Nevertheless, in some situations, protein-based trees can be informative. Usually it is the encoded animo-acid sequence rather than the DNA sequence of the encoding gene that is used for phylogenetic analysis. Highly-conserved proteins that have proven to be useful for phylogenetic analysis include RNA polymerase subunits, DNA polymerase subunits, ATPase subunits, glycolytic enzymes, electron-transport enzymes, and stress-response proteins.

Catenated alignments

It is also possible to use more than one gene at a time for an analysis. The alignment just contains more than one molecular sequence in each row, i.e. the sequences are catenated. Very often such catenated alignments yield trees that are more reliable than the trees of the individual sequences of which it is made. For example, the alignment might be composed of ssu-rRNA, lsu-rRNA and RNase P RNAs all together. Or the entire set of ribosomal proteins and RNase polymerase subunits.
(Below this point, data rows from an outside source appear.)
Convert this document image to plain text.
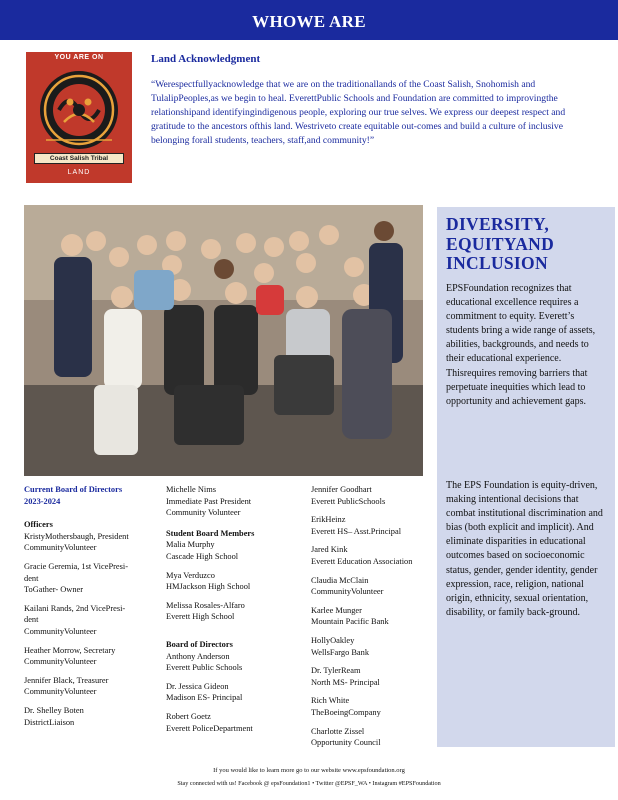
WHOWE ARE
YOU ARE ON
Coast Salish Tribal
LAND
Land Acknowledgment
“Werespectfullyacknowledge that we are on the traditionallands of the Coast Salish, Snohomish and TulalipPeoples,as we begin to heal. EverettPublic Schools and Foundation are committed to improvingthe relationshipand identifyingindigenous people, exploring our true selves. We express our deepest respect and gratitude to the ancestors ofthis land. Westriveto create equitable out-comes and build a culture of inclusive belonging forall students, teachers, staff,and community!”
DIVERSITY, EQUITYAND INCLUSION
EPSFoundation recognizes that educational excellence requires a commitment to equity. Everett’s students bring a wide range of assets, abilities, backgrounds, and needs to their educational experience. Thisrequires removing barriers that perpetuate inequities which lead to opportunity and achievement gaps.
The EPS Foundation is equity-driven, making intentional decisions that combat institutional discrimination and bias (both explicit and implicit). And eliminate disparities in educational outcomes based on socioeconomic status, gender, gender identity, gender expression, race, religion, national origin, ethnicity, sexual orientation, disability, or family back-ground.
Current Board of Directors
2023-2024
Officers
KristyMothersbaugh, President
CommunityVolunteer
Gracie Geremia, 1st VicePresi-
dent
ToGather- Owner
Kailani Rands, 2nd VicePresi-
dent
CommunityVolunteer
Heather Morrow, Secretary
CommunityVolunteer
Jennifer Black, Treasurer
CommunityVolunteer
Dr. Shelley Boten
DistrictLiaison
Michelle Nims
Immediate Past President
Community Volunteer
Student Board Members
Malia Murphy
Cascade High School
Mya Verduzco
HMJackson High School
Melissa Rosales-Alfaro
Everett High School
Board of Directors
Anthony Anderson
Everett Public Schools
Dr. Jessica Gideon
Madison ES- Principal
Robert Goetz
Everett PoliceDepartment
Jennifer Goodhart
Everett PublicSchools
ErikHeinz
Everett HS– Asst.Principal
Jared Kink
Everett Education Association
Claudia McClain
CommunityVolunteer
Karlee Munger
Mountain Pacific Bank
HollyOakley
WellsFargo Bank
Dr. TylerReam
North MS- Principal
Rich White
TheBoeingCompany
Charlotte Zissel
Opportunity Council
If you would like to learn more go to our website www.epsfoundation.org
Stay connected with us! Facebook @ epsFoundation1 • Twitter @EPSF_WA • Instagram #EPSFoundation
The extreme version of using catenated lginments is to make alignments composed of ALL of the genes of the organisms to be analyzed, i.e. the entire genome. This is a lot of data, but is possible (just) with modern computing power. The problem is that you're throwing in good molecular clocks and poor ones all together, genes that transfer frequently horizontally and those that do not, and it is not clear that these trees are going to be generally better than rRNA trees. This is a very promising area of active research.